Silvani Vincenti said the backdrop of the early 16th-century painting by Leonardo Da Vinci depicts the Romito Bridge in the nearby Tuscan town of Laterina, reports CNN.
“The distinctive form of the Arno [River] along that stretch of territory corresponds to what Leonardo portrayed in the landscape to the left of the woman depicted in the famous painting,” Vinceti said Wednesday, during a press conference for the Foreign Press Association in Rome.
This takes the wind from the sails of the village of Ponte Buriano, which is a suburb of Arezzo in Tuscany.
They have confidently claimed the bridge in the painting is the Ponte Buriano and have made it the centerpiece of their local tourism campaign.
It’s even featured on the village’s welcome sign.
But Vincenti — who made virtual reconstructions of the bridge, studied drone footage of the river banks and used documents from Florence’s state archives — disagrees.
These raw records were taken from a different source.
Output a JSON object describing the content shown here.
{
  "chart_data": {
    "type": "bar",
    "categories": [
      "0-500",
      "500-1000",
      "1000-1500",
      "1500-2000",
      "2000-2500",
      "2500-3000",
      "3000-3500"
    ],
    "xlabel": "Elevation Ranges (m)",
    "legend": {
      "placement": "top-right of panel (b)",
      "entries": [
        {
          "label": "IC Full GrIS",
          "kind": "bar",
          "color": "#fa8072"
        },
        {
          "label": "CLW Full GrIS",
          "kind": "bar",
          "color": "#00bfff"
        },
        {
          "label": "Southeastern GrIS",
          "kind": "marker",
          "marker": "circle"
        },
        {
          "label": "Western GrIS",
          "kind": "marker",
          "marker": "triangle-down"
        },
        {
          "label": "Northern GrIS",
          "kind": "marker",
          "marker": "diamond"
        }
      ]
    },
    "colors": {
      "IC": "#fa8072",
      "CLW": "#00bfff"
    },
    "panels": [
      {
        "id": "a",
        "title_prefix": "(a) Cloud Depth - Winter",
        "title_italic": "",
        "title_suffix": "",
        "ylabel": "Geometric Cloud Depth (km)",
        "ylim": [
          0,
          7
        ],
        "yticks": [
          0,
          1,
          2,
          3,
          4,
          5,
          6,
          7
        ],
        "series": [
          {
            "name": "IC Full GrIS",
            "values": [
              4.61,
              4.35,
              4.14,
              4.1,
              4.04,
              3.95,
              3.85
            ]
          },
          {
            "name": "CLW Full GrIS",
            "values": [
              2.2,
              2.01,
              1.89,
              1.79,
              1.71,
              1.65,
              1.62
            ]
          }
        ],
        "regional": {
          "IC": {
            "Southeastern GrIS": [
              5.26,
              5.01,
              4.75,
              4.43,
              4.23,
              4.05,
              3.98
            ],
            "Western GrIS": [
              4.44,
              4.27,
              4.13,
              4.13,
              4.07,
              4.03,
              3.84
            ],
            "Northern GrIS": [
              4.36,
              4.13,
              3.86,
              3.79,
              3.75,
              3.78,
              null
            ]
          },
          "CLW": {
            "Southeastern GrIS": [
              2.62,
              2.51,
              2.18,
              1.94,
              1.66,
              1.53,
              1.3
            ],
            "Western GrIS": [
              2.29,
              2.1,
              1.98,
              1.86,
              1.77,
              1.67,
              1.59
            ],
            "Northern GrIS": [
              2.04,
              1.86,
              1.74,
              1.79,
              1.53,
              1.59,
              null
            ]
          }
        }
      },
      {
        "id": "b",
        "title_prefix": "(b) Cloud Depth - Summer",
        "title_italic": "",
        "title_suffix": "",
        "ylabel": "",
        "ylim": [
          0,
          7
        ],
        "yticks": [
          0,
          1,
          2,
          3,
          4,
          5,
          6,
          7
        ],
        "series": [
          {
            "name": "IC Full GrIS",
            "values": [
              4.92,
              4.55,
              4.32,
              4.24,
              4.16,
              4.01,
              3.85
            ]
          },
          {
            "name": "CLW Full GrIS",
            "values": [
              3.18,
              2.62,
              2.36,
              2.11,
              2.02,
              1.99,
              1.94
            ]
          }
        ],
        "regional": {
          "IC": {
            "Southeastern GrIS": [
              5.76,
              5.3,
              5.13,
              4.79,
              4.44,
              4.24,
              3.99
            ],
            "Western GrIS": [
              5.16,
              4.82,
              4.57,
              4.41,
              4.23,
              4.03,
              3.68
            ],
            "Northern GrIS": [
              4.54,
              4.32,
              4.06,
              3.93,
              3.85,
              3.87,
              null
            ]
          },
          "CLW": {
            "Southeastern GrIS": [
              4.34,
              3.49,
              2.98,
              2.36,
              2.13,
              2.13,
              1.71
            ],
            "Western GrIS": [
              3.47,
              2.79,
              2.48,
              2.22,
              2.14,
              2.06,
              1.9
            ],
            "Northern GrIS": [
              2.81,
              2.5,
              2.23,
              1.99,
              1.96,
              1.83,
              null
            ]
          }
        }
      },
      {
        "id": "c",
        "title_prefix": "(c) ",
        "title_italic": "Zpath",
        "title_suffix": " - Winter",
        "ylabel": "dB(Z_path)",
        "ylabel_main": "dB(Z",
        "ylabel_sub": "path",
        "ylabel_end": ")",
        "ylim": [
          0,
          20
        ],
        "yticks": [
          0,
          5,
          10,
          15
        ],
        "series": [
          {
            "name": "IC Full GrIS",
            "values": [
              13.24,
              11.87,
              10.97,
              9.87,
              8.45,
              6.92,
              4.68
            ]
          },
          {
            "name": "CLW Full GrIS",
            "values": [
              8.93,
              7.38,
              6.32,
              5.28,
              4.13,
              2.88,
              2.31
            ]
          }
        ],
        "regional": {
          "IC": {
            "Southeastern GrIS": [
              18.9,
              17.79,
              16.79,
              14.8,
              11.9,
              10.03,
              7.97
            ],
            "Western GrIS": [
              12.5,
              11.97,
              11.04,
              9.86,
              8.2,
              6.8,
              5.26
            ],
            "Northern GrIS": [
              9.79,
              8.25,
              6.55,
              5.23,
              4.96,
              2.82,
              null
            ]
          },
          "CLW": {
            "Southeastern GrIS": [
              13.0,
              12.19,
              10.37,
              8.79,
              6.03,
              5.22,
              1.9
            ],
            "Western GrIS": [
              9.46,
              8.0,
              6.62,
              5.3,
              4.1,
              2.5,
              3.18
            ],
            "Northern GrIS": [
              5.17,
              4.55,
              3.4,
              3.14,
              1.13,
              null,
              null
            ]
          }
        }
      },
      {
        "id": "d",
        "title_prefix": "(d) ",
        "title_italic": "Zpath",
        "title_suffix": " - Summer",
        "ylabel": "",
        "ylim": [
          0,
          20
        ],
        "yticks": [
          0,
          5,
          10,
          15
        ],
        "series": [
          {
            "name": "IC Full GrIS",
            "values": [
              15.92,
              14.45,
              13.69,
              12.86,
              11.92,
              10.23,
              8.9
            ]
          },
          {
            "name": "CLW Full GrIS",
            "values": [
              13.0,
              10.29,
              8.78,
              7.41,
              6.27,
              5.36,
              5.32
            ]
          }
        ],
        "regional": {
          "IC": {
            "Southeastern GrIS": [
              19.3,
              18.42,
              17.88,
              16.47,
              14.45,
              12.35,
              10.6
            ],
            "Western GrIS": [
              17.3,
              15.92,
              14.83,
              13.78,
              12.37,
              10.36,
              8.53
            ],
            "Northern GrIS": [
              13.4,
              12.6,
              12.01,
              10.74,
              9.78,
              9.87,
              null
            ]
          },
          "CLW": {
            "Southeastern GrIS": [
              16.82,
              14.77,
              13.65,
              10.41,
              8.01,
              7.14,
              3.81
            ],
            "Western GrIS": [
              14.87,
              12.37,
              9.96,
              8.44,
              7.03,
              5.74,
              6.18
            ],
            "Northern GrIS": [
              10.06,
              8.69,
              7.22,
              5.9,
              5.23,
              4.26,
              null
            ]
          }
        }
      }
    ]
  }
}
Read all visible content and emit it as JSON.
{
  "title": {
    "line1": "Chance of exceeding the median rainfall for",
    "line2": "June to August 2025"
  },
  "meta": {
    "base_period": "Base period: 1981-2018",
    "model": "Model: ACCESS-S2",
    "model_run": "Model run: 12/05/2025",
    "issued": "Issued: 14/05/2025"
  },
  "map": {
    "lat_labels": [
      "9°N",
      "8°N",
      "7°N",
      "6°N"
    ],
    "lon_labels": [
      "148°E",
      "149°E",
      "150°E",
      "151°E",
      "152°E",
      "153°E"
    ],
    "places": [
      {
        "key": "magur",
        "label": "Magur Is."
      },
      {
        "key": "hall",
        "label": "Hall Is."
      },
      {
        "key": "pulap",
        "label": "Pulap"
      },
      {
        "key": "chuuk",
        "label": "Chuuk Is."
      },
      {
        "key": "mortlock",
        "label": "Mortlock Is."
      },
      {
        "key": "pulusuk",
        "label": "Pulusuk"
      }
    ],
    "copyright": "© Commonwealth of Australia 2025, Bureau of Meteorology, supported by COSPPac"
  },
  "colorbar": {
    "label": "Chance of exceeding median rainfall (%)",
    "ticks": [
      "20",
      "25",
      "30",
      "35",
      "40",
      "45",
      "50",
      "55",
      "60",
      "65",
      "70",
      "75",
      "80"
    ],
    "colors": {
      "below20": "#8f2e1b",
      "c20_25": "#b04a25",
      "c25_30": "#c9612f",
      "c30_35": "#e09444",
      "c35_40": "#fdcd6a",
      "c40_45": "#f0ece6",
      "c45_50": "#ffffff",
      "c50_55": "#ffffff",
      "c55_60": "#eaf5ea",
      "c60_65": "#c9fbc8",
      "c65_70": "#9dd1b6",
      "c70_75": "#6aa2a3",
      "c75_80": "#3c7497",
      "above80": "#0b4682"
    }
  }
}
He noted that Da Vinci lived there with Cardinal Cesare Borgia between 1501 and 1503, the year he started painting the Mona Lisa. The bridge in Laterina had four arches as depicted in the painting. Whereas Ponte Buriano has six arches.
Ponte Bobbio, a bridge in Piacenza, which is also considered in the debate, has more than six arches.
The Romito bridge is now in ruins, but Vinceti said the “Etruscan-Roman Romito bridge is unmistakably” the one.
Simona Neri, who is the mayor of Laterina, population of 3,400, is excited by the discovery and the potential for tourism in their village.
“We really hope that this wonderful news will intrigue and fascinate local and foreign tourists, with the knowledge that it will be a great opportunity to relaunch the tourism of our territory on which we can work a lot starting from naturalistic, cultural and monumental valuation,” Neri said at the press conference.
“We need to try to protect what’s left of the bridge, which will require funding,” said Neri adding that there are funds available for places linked to artists like Da Vinci and the other masters.
“There’ll be some rivalry; we’ll need to put a poster up, too,” she added.